As I understand it, it is possible to take some random data, hash it with SHA256 and acquire a 256-bit number.
Then treat that number as an X coordinate (or is it Y...), and see if there exists a point on the secp256k1 curve at that coordinate.
If not, try another random data, or just hash the same number again.
As I understand it, about half the possible X coordinates will have a point on the curve.

I believe this is the "hash to a point" technique.

The scalar behind the above point cannot be known, unless either the hash function is broken, or ECDLP is broken.
(perhaps a better cryptographer can give the proper qualifications, any corrections, and etc etc)

As the point is just an arbitrary point on the curve, it is unknown to the rest of the world whether somebody knows the scalar, or nobody knows.

> Perhaps Lightning devs have an opinion on "everyone agrees" with respect to hash pre-images. I suspect there is no benefit in guaranteeing that a pre-image must be revealed or a timeout must be waited for and there's no way around that condition.
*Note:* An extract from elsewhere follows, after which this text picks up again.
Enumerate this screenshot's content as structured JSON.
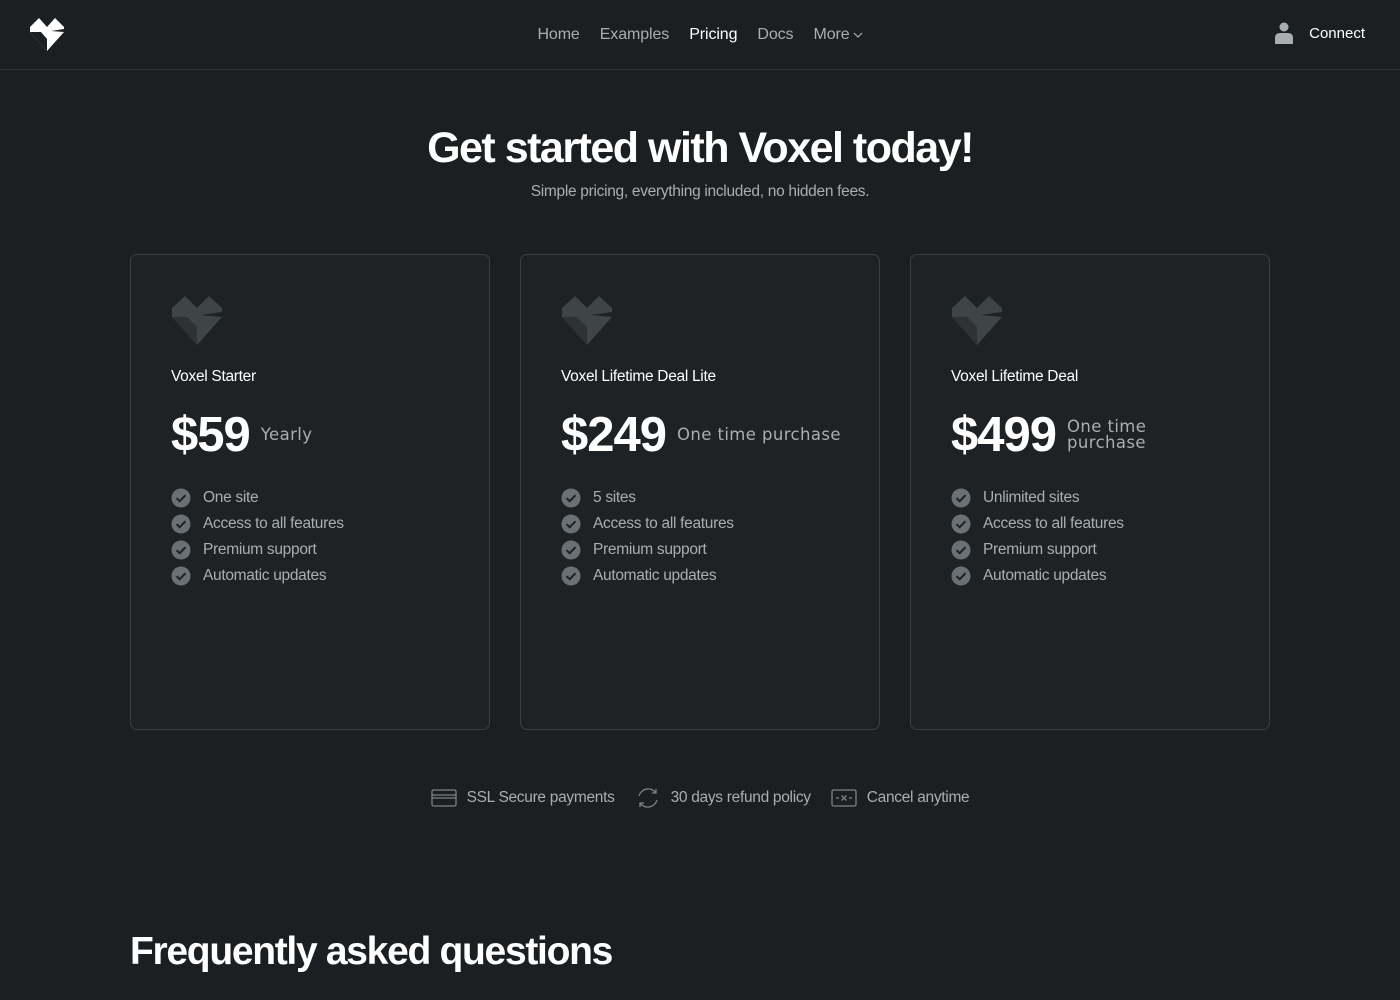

The "everyone agrees" branch in Lightning is basically the "cooperative close" of the channel.
So it is not likely we will need an "everyone agrees" branch in the actual HTLCs we transfer *within* the channel.
So if we need to use hashes still, we will likely use the "hash to a point" technique above.

Or just use pubkeys given by both participants, that should be enough to ensure the "everyone agrees" branch is never taken if we write our software such that we never agree to sign with it (i.e. just get points from both sides and MuSig them; then each side can just erase the scalar generating it from memory and whatever caches exist on the system; a node might even just generate a single random point from a scalar it subsequently erases, and just use some non-hardened derivation path from that for every HTLC it has to make).
This technique is "sufficiently provably unknown" since each participant knows that it deliberately erased the only means of knowing the complete discrete log by erasing its share.
In short, "everyone agrees" is trivially easy to make "nobody can agree" by a single participant never agreeing to let itself be ripped off.

Do note that it is likely Lightning will eventually switch to using payment points/scalars instead of hashes/preimages.
This will allow us to have path decorrelation, both within a route, and in multiple routes of the same payment.
This is enabled by Schnorr, as this requires Scriptless Script.
(granted 2p-ECDSA also enables Scriptless Script, but we decided to wait for Schnorr to hit base layer instead)
This means we would be using the "everyone agrees" path only, with everyone agreeing to first create a `nLockTime` backout tx, then everyone agreeing to create a transaction where one side has knowledge of a secret scalar that is learned by the other side upon completion of the signature.